Global oil price spikes are driving fuel costs higher in Georgia, with branded fuel stations beginning price adjustments on March 7. Recent data shows fuel prices increasing by 2–12 tetri, while diesel - most affected by global volatility - has risen by up to 18 tetri. Diesel remains the most sensitive product to geopolitical shocks, and local importers expect the upward trend to continue.
Energy and transport expert Liana Jervalidze says Georgia does not face a supply disruption, as regional supply chains remain intact. With access to Azerbaijan, Russia, Romania and Bulgaria, the country can continue importing fuel without shortages. However, the key challenge is cost, not supply. Georgia’s small and competitive market, she argues, allows the country to negotiate relatively favorable prices despite global turbulence.

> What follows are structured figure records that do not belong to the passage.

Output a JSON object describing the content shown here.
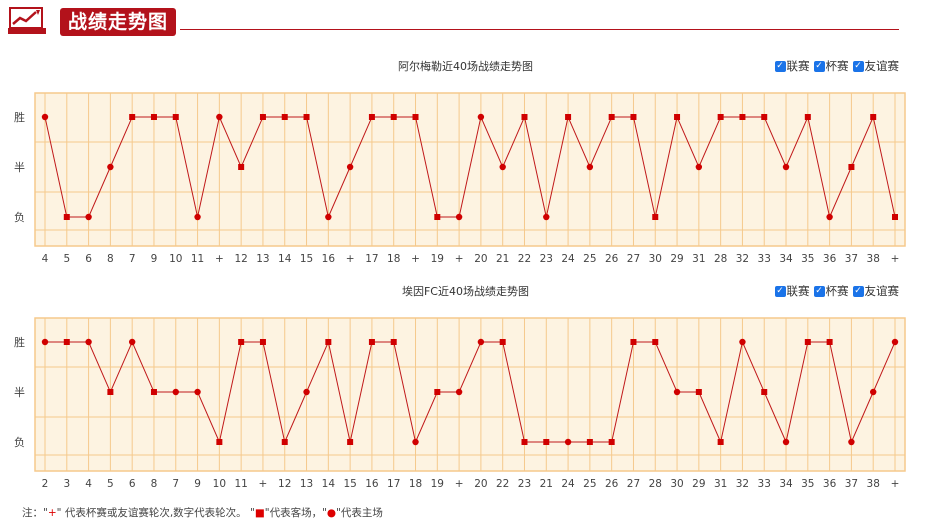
{
  "header": {
    "title": "战绩走势图",
    "icon": "trend-chart-icon"
  },
  "filters": [
    {
      "label": "联赛",
      "checked": true
    },
    {
      "label": "杯赛",
      "checked": true
    },
    {
      "label": "友谊赛",
      "checked": true
    }
  ],
  "note": {
    "prefix": "注：\"",
    "plus": "+",
    "text1": "\" 代表杯赛或友谊赛轮次,数字代表轮次。 \"",
    "square": "■",
    "text2": "\"代表客场，\"",
    "circle": "●",
    "text3": "\"代表主场"
  },
  "colors": {
    "accent": "#b3121b",
    "plot_bg": "#fdf3e1",
    "grid": "#f5c98c",
    "line": "#c0191a"
  },
  "chart_data": [
    {
      "type": "line",
      "title": "阿尔梅勒近40场战绩走势图",
      "y_categories": [
        "负",
        "半",
        "胜"
      ],
      "x": [
        "4",
        "5",
        "6",
        "8",
        "7",
        "9",
        "10",
        "11",
        "+",
        "12",
        "13",
        "14",
        "15",
        "16",
        "+",
        "17",
        "18",
        "+",
        "19",
        "+",
        "20",
        "21",
        "22",
        "23",
        "24",
        "25",
        "26",
        "27",
        "30",
        "29",
        "31",
        "28",
        "32",
        "33",
        "34",
        "35",
        "36",
        "37",
        "38",
        "+"
      ],
      "results": [
        "胜",
        "负",
        "负",
        "半",
        "胜",
        "胜",
        "胜",
        "负",
        "胜",
        "半",
        "胜",
        "胜",
        "胜",
        "负",
        "半",
        "胜",
        "胜",
        "胜",
        "负",
        "负",
        "胜",
        "半",
        "胜",
        "负",
        "胜",
        "半",
        "胜",
        "胜",
        "负",
        "胜",
        "半",
        "胜",
        "胜",
        "胜",
        "半",
        "胜",
        "负",
        "半",
        "胜",
        "负"
      ],
      "venue": [
        "home",
        "away",
        "home",
        "home",
        "away",
        "away",
        "away",
        "home",
        "home",
        "away",
        "away",
        "away",
        "away",
        "home",
        "home",
        "away",
        "away",
        "away",
        "away",
        "home",
        "home",
        "home",
        "away",
        "home",
        "away",
        "home",
        "away",
        "away",
        "away",
        "away",
        "home",
        "away",
        "away",
        "away",
        "home",
        "away",
        "home",
        "away",
        "away",
        "away"
      ]
    },
    {
      "type": "line",
      "title": "埃因FC近40场战绩走势图",
      "y_categories": [
        "负",
        "半",
        "胜"
      ],
      "x": [
        "2",
        "3",
        "4",
        "5",
        "6",
        "8",
        "7",
        "9",
        "10",
        "11",
        "+",
        "12",
        "13",
        "14",
        "15",
        "16",
        "17",
        "18",
        "19",
        "+",
        "20",
        "22",
        "23",
        "21",
        "24",
        "25",
        "26",
        "27",
        "28",
        "30",
        "29",
        "31",
        "32",
        "33",
        "34",
        "35",
        "36",
        "37",
        "38",
        "+"
      ],
      "results": [
        "胜",
        "胜",
        "胜",
        "半",
        "胜",
        "半",
        "半",
        "半",
        "负",
        "胜",
        "胜",
        "负",
        "半",
        "胜",
        "负",
        "胜",
        "胜",
        "负",
        "半",
        "半",
        "胜",
        "胜",
        "负",
        "负",
        "负",
        "负",
        "负",
        "胜",
        "胜",
        "半",
        "半",
        "负",
        "胜",
        "半",
        "负",
        "胜",
        "胜",
        "负",
        "半",
        "胜"
      ],
      "venue": [
        "home",
        "away",
        "home",
        "away",
        "home",
        "away",
        "home",
        "home",
        "away",
        "away",
        "away",
        "away",
        "home",
        "away",
        "away",
        "away",
        "away",
        "home",
        "away",
        "home",
        "home",
        "away",
        "away",
        "away",
        "home",
        "away",
        "away",
        "away",
        "away",
        "home",
        "away",
        "away",
        "home",
        "away",
        "home",
        "away",
        "away",
        "home",
        "home",
        "home"
      ]
    }
  ]
}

Asked what the government can do to cushion consumers from rapid price hikes and inflationary pressure, Jervalidze avoids specific policy recommendations but stresses that any targeted state support should prioritize agriculture. With spring agricultural works approaching - and diesel being essential for the sector - she believes this field should be the government's first consideration.
On the possibility of temporarily reducing excise tax, as South Korea recently announced, Jervalidze notes that excise revenue makes up a significant share of Georgia’s budget - roughly GEL 800 million annually. Any reduction would require identifying ways to offset the shortfall. Because the budget is already allocated, she says, the government must evaluate whether such a measure is fiscally feasible.